The Terminator franchise has had its hardships over the years. In truth, it is a pity it is regarded as a franchise. The first film is a wonderfully grungy and taut action thriller with more than a little horror in its DNA (which I think goes unacknowledged too often) and the second film, my personal favourite, is this wonderfully bizarre mix of a fractured family drama and really pumped up action film. I struggle to think of action films with legitimate emotive content of such calibre. And then dross followed with Terminator 3 and Terminator: Salvation. It should have stayed a cinematic diptych.
Terminator: Genisys is the latest attempt to reboot the property through the not illegitimate means of the timeline getting buggered once more. It certainly does not return to the sickeningly bland depths of the worst films in the series but nor does it approach the qualities of the first two. And the, although given some context in the story, is still crap. Ooo look, we misspelled ‘genesis’, aren’t we edgy? No. Emphatically not.
A film that structurally is a bit of a mess
The revisiting of the first film’s timeline (given much less prominence and time in the plot than the trailers imply, I must stress) is actually quite fun. The recreations of and playing with the old material is neat though it does set up the obvious problem of directly referencing better films and thus renders the awareness of its own shortcomings more poignant. Given how quickly this is rushed through, it does feel a bit like an excuse to produce material for the trailer.
In fact, the rapidity with which Genisys rockets through the original versus current Arnie concept and the return of the sinister T-1000 is indicative of a film that structurally is a bit of a mess. We get the exposition dump opening, the first act with the retro-appeal, a second exposition dump and the film essentially relaunches itself into a three act structure. From this point it is a jaunt to 2017 to try and take down Skynet before it launches itself on the universal OS ‘Genisys’ (hence the silly name). The first section does feel rather tacked on.
Schwarzenegger is exactly as you expect
I wish I could say the allusions to the original were entirely inoffensive but, to be frank, Jai Courtney is no Michael Biehn as Kyle Reese. He was terrible in the last Die Hard and he’s as bad in this. Much like fellow countryman and Terminator alumnus Sam Worthington, he’s an actor who seems to only have one mode: boring meathead. If he has hidden depths, we don’t see them here. Jason Clarke is much better but I do wish they hadn’t ruined the twist with his character. It’s hard to tell if you could see it coming given it was in all the posters and trailers but he does alright.

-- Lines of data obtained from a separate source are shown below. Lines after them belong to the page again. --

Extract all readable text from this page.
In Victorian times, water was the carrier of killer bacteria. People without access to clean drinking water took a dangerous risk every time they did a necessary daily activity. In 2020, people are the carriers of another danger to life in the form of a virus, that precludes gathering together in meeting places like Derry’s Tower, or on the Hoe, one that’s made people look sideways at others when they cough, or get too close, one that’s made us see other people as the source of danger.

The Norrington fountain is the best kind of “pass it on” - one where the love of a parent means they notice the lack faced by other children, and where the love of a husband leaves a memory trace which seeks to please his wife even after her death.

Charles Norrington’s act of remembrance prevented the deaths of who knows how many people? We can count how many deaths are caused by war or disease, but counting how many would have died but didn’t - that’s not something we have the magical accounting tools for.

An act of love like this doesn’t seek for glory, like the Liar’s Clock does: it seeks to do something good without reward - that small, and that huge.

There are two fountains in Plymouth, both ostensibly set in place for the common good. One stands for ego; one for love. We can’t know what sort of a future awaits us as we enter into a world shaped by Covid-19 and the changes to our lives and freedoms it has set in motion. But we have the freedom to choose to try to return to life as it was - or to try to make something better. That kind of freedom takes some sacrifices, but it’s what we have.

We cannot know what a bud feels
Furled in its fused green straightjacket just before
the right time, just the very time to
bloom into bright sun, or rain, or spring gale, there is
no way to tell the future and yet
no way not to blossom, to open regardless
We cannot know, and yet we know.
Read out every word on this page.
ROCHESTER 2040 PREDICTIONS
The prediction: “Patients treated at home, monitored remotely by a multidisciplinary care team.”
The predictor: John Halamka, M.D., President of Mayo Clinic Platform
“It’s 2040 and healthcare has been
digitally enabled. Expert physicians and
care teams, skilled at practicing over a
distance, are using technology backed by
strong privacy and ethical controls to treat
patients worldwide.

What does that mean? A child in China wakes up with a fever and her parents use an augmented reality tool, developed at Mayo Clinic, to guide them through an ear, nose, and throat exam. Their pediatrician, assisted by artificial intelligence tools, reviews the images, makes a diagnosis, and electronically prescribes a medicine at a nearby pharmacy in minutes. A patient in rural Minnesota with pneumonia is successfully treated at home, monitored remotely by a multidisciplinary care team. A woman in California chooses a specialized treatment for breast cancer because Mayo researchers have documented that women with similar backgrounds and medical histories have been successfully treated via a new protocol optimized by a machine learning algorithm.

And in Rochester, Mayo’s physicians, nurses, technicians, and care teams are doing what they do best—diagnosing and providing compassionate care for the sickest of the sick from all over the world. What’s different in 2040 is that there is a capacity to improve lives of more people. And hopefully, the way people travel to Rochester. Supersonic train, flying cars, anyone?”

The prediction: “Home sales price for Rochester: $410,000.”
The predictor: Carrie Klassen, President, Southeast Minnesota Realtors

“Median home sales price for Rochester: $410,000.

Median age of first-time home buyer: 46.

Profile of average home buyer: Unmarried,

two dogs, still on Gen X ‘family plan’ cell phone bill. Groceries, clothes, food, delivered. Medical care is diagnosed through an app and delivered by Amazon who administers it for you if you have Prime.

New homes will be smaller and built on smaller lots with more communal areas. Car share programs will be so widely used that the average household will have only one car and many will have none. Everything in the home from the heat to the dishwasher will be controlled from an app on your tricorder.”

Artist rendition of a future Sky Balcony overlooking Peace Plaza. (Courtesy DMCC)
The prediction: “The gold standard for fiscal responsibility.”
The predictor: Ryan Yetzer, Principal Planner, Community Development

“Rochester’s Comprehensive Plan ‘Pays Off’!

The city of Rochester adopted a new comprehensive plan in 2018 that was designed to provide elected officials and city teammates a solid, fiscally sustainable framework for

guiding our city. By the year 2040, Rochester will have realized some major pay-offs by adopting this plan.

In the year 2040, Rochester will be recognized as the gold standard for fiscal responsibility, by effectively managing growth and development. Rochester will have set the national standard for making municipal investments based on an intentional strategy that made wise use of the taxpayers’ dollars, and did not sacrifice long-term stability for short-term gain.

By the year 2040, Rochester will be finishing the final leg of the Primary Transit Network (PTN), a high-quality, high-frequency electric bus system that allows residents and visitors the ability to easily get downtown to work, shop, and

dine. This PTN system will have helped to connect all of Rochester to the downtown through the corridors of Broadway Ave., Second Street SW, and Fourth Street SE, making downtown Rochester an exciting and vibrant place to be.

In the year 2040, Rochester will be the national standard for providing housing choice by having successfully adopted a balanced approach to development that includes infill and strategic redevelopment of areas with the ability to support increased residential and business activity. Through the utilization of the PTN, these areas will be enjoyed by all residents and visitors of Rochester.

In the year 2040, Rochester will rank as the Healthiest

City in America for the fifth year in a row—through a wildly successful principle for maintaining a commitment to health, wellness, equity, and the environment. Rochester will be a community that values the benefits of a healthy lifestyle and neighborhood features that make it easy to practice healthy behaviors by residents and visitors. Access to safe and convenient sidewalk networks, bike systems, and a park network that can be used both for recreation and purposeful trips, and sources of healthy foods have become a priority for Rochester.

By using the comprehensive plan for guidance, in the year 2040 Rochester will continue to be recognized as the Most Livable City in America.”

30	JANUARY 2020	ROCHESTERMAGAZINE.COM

Of course the big two casting names are the ever-returning Arnie and Emilia Clarke of Game of Thrones fame. Schwarzenegger is exactly as you expect. His role is rather bland and more of a heritage element. He does a bit of comedy and a bit of robotic stoicism, and some robotic stoic comedy. Emilia Clarke can’t really match Linda Hamilton as Sarah Connor because we don’t get that marvellous u-turn from innocent and vulnerable young woman to psychotic warrior woman from the originals. No doubt that the material is very limiting in the first place (this film does not have a good script) but we don’t even get much of Clarke’s famed eyebrow acting. Her accent could use some work too.
Oh, J K Simmons and Matt Smith turn up in this. That was a nice surprise.
The audience is not trusted to remember things in this rather dumb film
The fact is, once you strip away a lot of the novelty and gimmicks that the series’ heritage has been reduced to at this point, the film is a fairly bland and conventional action flick with a bad script. The audience is not trusted to remember things in this rather dumb film. The number of times certain plot elements are repeated is insulting: we get it, the main bad guy is weak to magnets and you’ve set up the device that will kill him several times now – enough already!
In the film’s defence, the action is crisp and clean. Alan Taylor is not a director who clutters up his set pieces or uses shaky cam to make them indecipherable. If you wanted nothing more than a well choreographed and explosive action thriller, you’d get your money’s worth. But can’t we ask more from a Terminator film? It never descends into the levels of boring monotony of the worst films in the franchise, partly through a certain sense of detectable glee when exhibiting the Terminators old and new, but this is not a film of substance. Hopefully the franchise won’t be back.
Verdict: If this weren’t a Terminator film, it would be a quickly forgettable action film going straight to DVD. It is cruising on nostalgia value.